UPDATE: May 7, The LaCrosse County DA has asked the Onalaska, WI Police Department to investigate. A detective has been assigned to the case.
Madison, WI. During election season in Wisconsin it is common for legislative staffers to take a leave of absence and work on campaigns around the state. For a couple of months they are assigned to a candidate who may not live in their home district, and in many cases, act as campaign managers.
In November of 2010 a republican legislative staffer, who in the past has worked for Rep. Mike Huebsch(Now DOA Secretary) and currently works for Rep. Warren Petryk, was assigned to the Dennis Clinard campaign in LaCrosse, WI. This staffer owns a home in Madison where she has lived for several years.
On election day, Nov. 2nd, 2010, she posted on Facebook that she “just voted for Walker, Kapanke, Huebsch, Johnson and Van Hollen. Go Team!”. Wait a minute…Kapanke? Onalaska Wisconsin?
Edited version of FB conversation to protect identity of participants. M is the subject.
But she lives in Madison, not Onalaska. Her statement caught my attention because I wondered how someone who resides in Madison could vote in a district over 100 miles from their primary residence. Good question, right? Especially since Governor Walker and our Republican State Legislature, her colleagues, are making so much noise about fair elections and pushing a mean-spirited Voter ID bill that has the very real possibility of disenfranchising thousands of seniors, students and minorities in order to facilitate the creation of a permanent conservative majority.

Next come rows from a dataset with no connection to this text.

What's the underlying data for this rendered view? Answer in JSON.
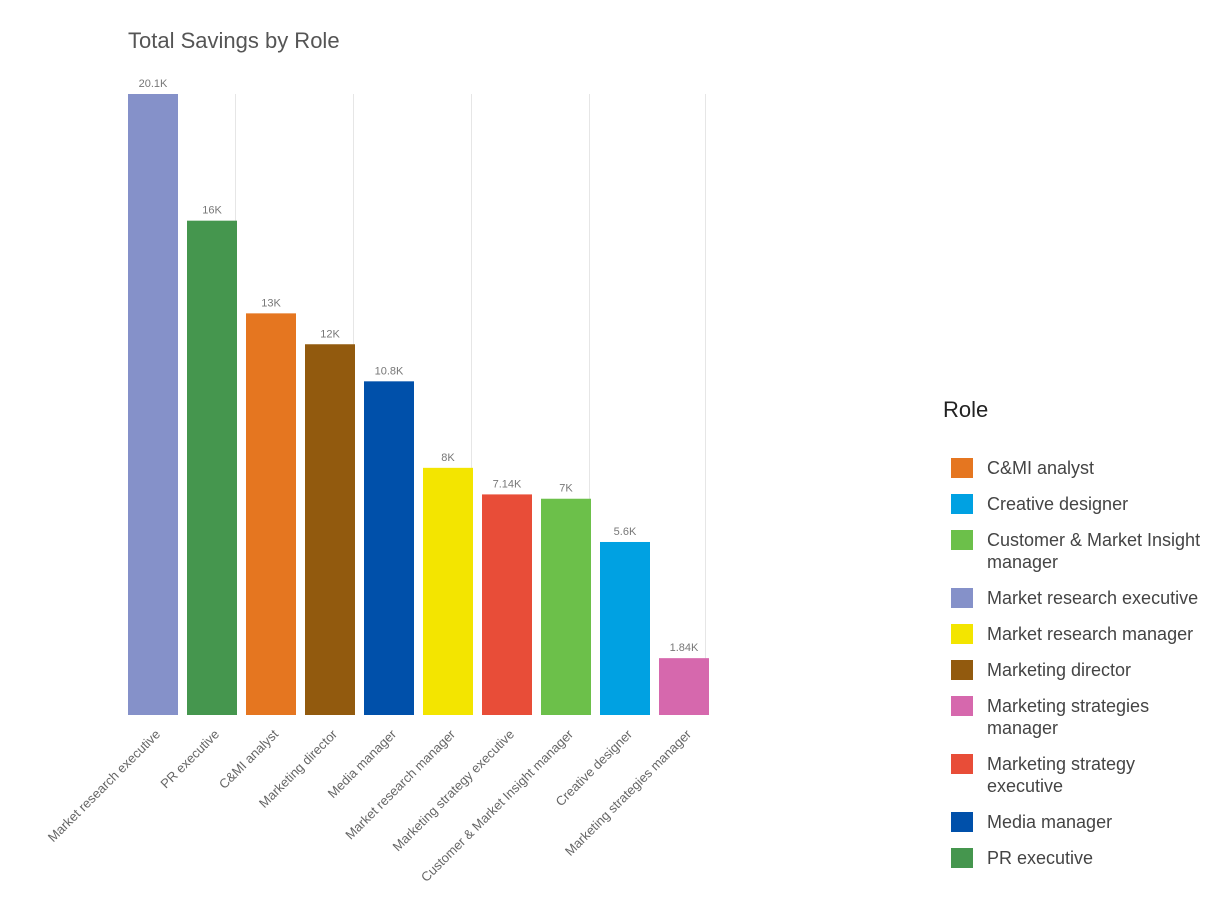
{
  "chart_data": {
    "type": "bar",
    "title": "Total Savings by Role",
    "xlabel": "",
    "ylabel": "",
    "ylim": [
      0,
      20100
    ],
    "grid": "vertical",
    "categories": [
      "Market research executive",
      "PR executive",
      "C&MI analyst",
      "Marketing director",
      "Media manager",
      "Market research manager",
      "Marketing strategy executive",
      "Customer & Market Insight manager",
      "Creative designer",
      "Marketing strategies manager"
    ],
    "values": [
      20100,
      16000,
      13000,
      12000,
      10800,
      8000,
      7140,
      7000,
      5600,
      1840
    ],
    "data_labels": [
      "20.1K",
      "16K",
      "13K",
      "12K",
      "10.8K",
      "8K",
      "7.14K",
      "7K",
      "5.6K",
      "1.84K"
    ],
    "colors": [
      "#8591c9",
      "#45964e",
      "#e57620",
      "#925a0e",
      "#0050aa",
      "#f3e500",
      "#e84d38",
      "#6cc04a",
      "#00a1e2",
      "#d668ad"
    ],
    "legend": {
      "title": "Role",
      "placement": "right",
      "items": [
        {
          "label": "C&MI analyst",
          "color": "#e57620"
        },
        {
          "label": "Creative designer",
          "color": "#00a1e2"
        },
        {
          "label": "Customer & Market Insight manager",
          "color": "#6cc04a"
        },
        {
          "label": "Market research executive",
          "color": "#8591c9"
        },
        {
          "label": "Market research manager",
          "color": "#f3e500"
        },
        {
          "label": "Marketing director",
          "color": "#925a0e"
        },
        {
          "label": "Marketing strategies manager",
          "color": "#d668ad"
        },
        {
          "label": "Marketing strategy executive",
          "color": "#e84d38"
        },
        {
          "label": "Media manager",
          "color": "#0050aa"
        },
        {
          "label": "PR executive",
          "color": "#45964e"
        }
      ]
    }
  }
}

The Wisconsin Voter ID Bill, or AB 7, is set to become one of the most restrictive Voter ID bills in the nation for its special crackdown on students. If it passes, in 2012 voters will need to produce a drivers license, a state ID, a passport or naturalization papers, a military ID or Native American tribal ID in order to vote. A student ID would no longer be an acceptable form of identification. It will make it difficult for out-of-state students to vote on their college campuses where they live nine months out of the year.
I happen to be a Facebook friend of the wandering Republican legislative staffer in question. Back in November when she posted the information, I called her on it. She asserted that she “was living there”. Not true. She was temporarily residing in Onalaska knowing that she would be returning to Madison the day after the elections as evidenced by her additional facebook post; “Will finally be home in approx. 16 hours! Watch out Lake Point!” Watch out indeed.
Here is a link to the Wisconsin State Elections Handbook. The following is excerpted from pages 37 and 38:
2. Temporary Absence.
a. Residency is not lost when a person leaves home and goes to another
country, state, county, town, village, or ward temporarily with intent
to return home. Residency cannot be established in any ward, town,
village or city in this state while living there temporarily.
This activity begs the question: Is it common for GOP staffers to vote in districts where they are temporarily working on campaigns in order to give a little boost to their candidate? This is what absentee ballots are designed for. In light of recent extremely close contests, such as the 163 vote victory of Rep. Randy Hopper over Democrat Jessica King, is it conceivable that a “Mobile GOP Voting Strike Force” could potentially sway elections? What stops a large corporation, say, Koch Industries, from subsidizing apartments for a month or so where folks could claim residency in critical state elections. That scenario might sound a bit far fetched, but is it possible? Sure.
Before the GOP endeavors to disenfranchise voters with this bill, perhaps they should police their own operatives to make sure they remember where they reside at election time.